Hello, Thanks for your question. I will touch on this topic, but as you said there are a lot of choices, I encourage people to do experiments for themselves, to determine what is best for their plants in their grow environment. I also encourage people to do searches for topics on this blog, I have been writing for three years now. If you don’t find something, send me another E-mail and I will look into it. A lot of my posts are from questions like you ask.

I think you are in the right area, HTGSupply.com is certainly one of the best grow supply stores, and they have a great reputation for great products and great customer support. You should contacts Sales@htgsupply.com with questions about any equipment, and I answer questions about plant biology.

The most important thing when growing anything is genetics. (Please see my posts on Plant Breeding). If you don’t have good genetics, the environment you create really does not matter. Once you get good seeds or cuttings then the next most important thing is a good light. Light drives photosynthesis, which provides the energy for the plant to grow and flower, not the best light = not the best plants.

I also encourage first time growers to grow in soil.
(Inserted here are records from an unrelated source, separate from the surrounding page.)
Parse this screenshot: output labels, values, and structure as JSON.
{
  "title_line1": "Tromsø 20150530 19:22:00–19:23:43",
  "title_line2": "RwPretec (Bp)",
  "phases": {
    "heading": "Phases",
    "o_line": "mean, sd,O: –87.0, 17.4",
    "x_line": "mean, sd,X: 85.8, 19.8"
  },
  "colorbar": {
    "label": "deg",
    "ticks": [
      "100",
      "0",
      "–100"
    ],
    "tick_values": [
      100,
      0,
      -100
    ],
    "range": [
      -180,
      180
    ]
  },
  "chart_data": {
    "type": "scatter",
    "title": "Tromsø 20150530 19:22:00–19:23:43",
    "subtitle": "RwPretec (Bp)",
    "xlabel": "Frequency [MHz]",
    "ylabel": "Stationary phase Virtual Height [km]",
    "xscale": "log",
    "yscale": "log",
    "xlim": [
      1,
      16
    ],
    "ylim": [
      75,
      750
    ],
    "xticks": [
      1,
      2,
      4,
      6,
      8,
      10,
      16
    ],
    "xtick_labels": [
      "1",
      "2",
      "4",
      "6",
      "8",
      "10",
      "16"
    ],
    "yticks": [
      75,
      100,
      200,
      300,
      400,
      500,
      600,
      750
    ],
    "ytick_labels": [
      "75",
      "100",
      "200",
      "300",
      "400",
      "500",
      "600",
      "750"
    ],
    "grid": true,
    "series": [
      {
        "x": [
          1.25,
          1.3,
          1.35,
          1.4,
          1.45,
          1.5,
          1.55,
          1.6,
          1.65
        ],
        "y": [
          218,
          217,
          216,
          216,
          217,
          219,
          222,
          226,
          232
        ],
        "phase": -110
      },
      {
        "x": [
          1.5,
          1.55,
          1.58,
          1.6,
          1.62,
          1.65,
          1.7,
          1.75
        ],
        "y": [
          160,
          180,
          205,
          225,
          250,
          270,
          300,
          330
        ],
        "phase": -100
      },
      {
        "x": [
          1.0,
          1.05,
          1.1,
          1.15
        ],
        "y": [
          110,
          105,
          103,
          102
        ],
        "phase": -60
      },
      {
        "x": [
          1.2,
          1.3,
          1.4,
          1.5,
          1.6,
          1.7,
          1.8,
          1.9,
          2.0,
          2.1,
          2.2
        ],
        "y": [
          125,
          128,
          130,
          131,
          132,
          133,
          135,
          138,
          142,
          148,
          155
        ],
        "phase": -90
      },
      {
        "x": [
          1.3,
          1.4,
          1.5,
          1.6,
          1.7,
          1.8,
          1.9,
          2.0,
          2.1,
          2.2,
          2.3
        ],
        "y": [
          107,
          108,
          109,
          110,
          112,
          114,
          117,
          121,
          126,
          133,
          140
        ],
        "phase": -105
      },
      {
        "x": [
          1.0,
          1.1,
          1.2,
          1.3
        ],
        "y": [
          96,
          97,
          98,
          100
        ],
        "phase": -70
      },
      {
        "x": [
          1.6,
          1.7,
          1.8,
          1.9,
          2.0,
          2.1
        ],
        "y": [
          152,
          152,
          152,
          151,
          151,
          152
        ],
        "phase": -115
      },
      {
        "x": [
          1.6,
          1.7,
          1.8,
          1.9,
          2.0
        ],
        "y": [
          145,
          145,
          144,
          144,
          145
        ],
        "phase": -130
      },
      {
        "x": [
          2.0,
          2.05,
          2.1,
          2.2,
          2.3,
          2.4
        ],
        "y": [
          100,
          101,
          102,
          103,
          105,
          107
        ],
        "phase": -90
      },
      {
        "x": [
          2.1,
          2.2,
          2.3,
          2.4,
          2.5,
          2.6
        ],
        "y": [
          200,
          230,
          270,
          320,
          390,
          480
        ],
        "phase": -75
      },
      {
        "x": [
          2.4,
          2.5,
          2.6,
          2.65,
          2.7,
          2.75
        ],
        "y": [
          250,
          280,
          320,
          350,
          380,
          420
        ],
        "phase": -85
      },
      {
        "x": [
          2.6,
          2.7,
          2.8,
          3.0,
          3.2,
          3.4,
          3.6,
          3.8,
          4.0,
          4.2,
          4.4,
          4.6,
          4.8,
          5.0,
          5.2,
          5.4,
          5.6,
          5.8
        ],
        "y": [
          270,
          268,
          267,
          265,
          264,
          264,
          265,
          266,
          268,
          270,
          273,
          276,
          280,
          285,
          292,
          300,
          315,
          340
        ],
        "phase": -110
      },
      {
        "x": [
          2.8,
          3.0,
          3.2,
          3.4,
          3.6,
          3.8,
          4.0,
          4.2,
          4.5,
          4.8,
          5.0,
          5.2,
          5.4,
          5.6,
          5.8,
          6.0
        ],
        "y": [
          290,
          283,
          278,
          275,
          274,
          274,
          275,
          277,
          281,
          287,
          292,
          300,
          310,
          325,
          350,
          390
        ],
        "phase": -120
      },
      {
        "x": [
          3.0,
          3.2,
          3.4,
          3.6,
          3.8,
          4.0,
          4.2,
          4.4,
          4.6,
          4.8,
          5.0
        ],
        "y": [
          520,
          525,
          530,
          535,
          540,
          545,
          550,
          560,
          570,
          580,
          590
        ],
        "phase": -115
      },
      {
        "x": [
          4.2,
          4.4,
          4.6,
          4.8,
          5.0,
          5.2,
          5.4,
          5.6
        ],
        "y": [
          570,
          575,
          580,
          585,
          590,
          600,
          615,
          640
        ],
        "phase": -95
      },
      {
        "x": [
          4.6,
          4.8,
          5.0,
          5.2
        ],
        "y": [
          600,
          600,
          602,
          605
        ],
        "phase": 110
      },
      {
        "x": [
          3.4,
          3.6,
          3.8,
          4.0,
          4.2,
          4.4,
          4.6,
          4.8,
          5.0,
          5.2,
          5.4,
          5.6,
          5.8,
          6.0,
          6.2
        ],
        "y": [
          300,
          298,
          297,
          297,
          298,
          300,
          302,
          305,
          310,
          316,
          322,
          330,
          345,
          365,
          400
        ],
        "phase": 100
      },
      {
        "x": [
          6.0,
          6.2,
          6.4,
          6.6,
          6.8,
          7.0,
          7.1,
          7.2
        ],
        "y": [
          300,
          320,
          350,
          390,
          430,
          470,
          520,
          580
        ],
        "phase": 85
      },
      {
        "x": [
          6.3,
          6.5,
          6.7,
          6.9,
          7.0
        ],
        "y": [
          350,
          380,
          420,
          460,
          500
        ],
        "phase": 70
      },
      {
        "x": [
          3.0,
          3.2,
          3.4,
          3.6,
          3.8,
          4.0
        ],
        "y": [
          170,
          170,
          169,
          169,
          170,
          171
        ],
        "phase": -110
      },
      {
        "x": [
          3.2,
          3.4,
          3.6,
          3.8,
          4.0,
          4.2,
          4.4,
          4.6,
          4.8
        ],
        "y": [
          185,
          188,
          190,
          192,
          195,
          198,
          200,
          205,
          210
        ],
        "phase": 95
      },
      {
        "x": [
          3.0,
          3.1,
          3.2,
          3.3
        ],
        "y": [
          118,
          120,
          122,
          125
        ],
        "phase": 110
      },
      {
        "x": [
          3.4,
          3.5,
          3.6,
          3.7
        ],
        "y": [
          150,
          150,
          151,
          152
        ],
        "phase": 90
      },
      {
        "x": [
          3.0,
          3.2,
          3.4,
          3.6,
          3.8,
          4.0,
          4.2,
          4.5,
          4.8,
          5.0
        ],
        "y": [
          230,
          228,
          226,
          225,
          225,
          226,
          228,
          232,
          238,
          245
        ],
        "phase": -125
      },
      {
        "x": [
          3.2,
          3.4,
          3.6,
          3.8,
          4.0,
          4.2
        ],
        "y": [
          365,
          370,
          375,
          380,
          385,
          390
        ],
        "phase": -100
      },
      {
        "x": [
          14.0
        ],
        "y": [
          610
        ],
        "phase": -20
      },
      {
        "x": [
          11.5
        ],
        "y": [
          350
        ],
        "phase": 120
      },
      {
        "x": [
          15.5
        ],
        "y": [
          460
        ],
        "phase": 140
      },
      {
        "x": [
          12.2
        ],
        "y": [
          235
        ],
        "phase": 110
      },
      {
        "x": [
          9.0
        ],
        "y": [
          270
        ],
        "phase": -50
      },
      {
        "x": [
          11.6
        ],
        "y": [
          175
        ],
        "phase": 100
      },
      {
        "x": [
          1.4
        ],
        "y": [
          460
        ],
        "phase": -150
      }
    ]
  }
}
It is a very forgiving medium; it has some nutrients, and holds some water but allows for good drainage if it is mixed with things like sand, vermiculite, or perilite. If you are going to grow big plants, use 5 gallon buckets, but 2-3 gallon buckets will be ok for plants under 3 feet tall.

Once you have a good light from HTGSupply.com, you need to keep the temperature between 60 and 80F in your grow area. A spare closet would be a good grow area, but a grow tent will also allow you to grow indoors if you don’t have a spare closet.